By Combustive Motor Corporation

While most people living in New York may not have heard of an artist called UFO, most of them have seen his work. Recognizable on walls, staircases, and storefronts all over the city’s boroughs (and, reportedly, in locations such as Bangkok and Costa Rica), the tag of UFO 907 — which usually appears as a google-eyed bubble mask set on top of a flying saucer with propulsion flames — is pretty much ubiquitous. While no one can pinpoint the exact date it got started (U.F.O. the artist is notorious for his underground status, and when he makes a public appearance, he does so with sunglasses and a bandana over his face), locals remember first seeing it at least 15 years ago.

For three years, an art collective called Combustive Motor Corporation (Chris Noble, Caleb Scott, Jack Warren, and Alex Wright), has obsessively researched and documented the work of UFO 907. The culmination of their work, U.F.O., is a broader, more conceptual look at the subject than a simple collection of images. Referring to it as “the phenomenon of U.F.O. graffiti occurring throughout New York City,” they are analyzing the semiotics of graffiti alongside the cultural representation of aliens. These elusive symbols spray-painted in enormous letters at the tops of high buildings are as mysterious as crop marks. Who did them, and why, and how is it possible that it went unwitnessed?
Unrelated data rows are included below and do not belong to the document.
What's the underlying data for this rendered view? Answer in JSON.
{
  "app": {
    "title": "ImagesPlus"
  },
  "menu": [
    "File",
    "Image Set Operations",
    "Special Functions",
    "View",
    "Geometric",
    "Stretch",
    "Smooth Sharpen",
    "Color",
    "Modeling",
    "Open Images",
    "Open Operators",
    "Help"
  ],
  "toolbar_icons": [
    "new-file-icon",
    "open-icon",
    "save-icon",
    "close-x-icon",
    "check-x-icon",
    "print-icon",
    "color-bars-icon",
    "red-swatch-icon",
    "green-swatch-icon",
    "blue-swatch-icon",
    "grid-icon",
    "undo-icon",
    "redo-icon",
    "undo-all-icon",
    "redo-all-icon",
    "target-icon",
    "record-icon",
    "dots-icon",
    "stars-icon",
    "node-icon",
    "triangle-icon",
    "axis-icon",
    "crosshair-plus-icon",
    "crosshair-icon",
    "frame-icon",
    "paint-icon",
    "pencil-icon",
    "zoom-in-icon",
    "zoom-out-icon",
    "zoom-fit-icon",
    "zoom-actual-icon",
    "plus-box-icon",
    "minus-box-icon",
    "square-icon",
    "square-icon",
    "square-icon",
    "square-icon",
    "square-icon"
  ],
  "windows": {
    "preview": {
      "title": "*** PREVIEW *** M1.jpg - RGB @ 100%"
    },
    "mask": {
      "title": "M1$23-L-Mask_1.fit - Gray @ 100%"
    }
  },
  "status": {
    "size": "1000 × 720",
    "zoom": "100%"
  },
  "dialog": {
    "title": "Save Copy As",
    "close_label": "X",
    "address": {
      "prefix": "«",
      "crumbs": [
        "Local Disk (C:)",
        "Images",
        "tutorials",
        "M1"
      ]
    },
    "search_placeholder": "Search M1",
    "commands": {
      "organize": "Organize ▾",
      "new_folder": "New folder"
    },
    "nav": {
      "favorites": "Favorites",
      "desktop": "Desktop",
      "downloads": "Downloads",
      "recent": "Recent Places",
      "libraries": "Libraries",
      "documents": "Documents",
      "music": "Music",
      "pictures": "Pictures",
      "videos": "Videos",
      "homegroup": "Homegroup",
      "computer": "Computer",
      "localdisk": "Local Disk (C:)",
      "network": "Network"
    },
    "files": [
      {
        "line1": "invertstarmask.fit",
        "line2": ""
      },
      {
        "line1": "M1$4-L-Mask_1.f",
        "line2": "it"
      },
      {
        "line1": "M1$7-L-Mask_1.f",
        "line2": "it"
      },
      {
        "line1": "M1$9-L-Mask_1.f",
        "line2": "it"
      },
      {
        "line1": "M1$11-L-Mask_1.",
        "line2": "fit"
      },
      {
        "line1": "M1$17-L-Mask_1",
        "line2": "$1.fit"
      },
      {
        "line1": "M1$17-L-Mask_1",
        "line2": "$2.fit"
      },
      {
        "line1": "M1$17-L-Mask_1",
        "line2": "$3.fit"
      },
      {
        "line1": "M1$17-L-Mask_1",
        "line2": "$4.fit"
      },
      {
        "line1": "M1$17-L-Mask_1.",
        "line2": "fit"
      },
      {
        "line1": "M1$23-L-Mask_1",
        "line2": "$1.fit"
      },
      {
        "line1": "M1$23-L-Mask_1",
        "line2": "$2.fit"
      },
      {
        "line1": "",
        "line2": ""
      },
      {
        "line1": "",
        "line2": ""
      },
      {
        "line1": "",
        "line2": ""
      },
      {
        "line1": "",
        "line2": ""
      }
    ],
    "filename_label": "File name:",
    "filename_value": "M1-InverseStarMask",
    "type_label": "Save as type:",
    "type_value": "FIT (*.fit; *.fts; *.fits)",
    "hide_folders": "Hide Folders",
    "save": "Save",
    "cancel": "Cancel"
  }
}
Alongside the images is the artists’ research into actual sightings and accounts of extraterrestrial activity, dating back to the ’40s, and an exploration of aliens in art, beginning with cave drawings and going up to David Bowie. UFO 907 doesn’t actually appear in the book, either because the artists couldn’t track him down (not unlikely) or for effect. CMC is going more for the way we interact with symbols than an actual explanation for them.

Finally, CMC has provided a pullout titled “Field Guide to UFO Classification,” featuring descriptions and diagrams of the different glyphs the artist. Those living in or visiting NYC might be obliged to take their flashlights and cameras to the streets in their own street-art alien hunt.